Notes On Old Testament
| Author | John Wesley |
|---|---|
| Type | notes |
| Year | None |
| Passage ID | jw-notes-on-old-testament-1589 |
| Words | 375 |
Strengthen - Supports him in, and secures him against troubles and dangers. Sinneth not - Who is universally and perfectly good. Also - Do not strictly search into them, nor listen to hear them. Proved - I have found to be true, by the help of that singular wisdom which God had given me. I said - I determined that I would attain perfection of wisdom. But - I found myself greatly disappointed. It - God's counsels and works, and the reasons of them. And seek - He useth three words signifying the same thing, to intimate his vehement desire, and vigorous, and unwearied endeavours after it. The reason - Both of God's various providences, and of the counsels and courses of men. The wickedness - Clearly and fully to understand the great evil of sin. I find - By my own sad experience.
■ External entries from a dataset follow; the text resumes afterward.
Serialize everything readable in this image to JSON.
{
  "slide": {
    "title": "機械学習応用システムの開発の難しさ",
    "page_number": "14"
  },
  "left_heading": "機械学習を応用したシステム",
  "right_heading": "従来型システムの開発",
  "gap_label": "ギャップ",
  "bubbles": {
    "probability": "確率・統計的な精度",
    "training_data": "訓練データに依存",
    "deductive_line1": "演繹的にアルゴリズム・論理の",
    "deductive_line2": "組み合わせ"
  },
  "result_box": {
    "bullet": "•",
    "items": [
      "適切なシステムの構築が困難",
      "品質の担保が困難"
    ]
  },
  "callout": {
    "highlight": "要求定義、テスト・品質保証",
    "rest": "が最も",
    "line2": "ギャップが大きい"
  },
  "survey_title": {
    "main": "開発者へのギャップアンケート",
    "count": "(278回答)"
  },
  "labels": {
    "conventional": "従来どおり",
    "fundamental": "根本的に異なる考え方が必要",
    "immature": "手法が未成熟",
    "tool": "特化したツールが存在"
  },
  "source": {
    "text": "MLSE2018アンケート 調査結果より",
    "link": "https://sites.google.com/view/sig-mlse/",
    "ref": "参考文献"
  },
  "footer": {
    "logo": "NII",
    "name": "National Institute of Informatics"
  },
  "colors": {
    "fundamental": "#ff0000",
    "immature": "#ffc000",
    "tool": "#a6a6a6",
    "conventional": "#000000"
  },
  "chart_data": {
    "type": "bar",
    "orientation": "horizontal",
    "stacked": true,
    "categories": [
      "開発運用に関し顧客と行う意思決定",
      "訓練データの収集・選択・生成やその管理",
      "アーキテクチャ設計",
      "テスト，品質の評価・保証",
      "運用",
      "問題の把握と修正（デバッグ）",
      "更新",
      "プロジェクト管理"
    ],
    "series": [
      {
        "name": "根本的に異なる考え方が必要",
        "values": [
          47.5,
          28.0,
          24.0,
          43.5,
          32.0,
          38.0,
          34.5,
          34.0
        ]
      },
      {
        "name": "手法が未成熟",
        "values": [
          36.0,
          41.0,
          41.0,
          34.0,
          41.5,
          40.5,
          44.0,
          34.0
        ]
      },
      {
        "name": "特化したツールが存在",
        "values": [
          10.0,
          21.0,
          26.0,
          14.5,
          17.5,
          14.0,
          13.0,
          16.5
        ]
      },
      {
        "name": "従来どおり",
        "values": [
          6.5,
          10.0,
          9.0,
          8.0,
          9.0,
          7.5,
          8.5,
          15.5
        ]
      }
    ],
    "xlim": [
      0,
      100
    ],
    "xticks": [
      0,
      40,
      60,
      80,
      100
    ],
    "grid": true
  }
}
Shall escape - Shall be prevented from falling into her hands. To find - That I might make a true and just estimate. Yet seeketh - I returned to search again with more earnestness. I find not - That it was so, he found, but the reason of the thing he could not find out. One man - A wise and virtuous man. A woman - One worthy of that name; one who is not a dishonour to her sex. Among - In that thousand whom I have taken into intimate society with myself. Lo, this - Though I could not find out all the streams of wickedness, and their infinite windings and turnings, yet I have discovered the fountain of it, Original sin, and the corruption of nature, which is both in men and women. That - God made our first parents, Adam and Eve. Upright - Heb. right: without any imperfection or corruption, conformable to his nature and will, after his own likeness. They - Our first parents, and after them their posterity. Sought out - Were not contented with their present state, but studied new ways of making themselves more wise and happy, than God had made them. And we, their wretched children, are still prone to forsake the certain rule of God's word, and the true way to happiness, and to seek new methods of attaining it.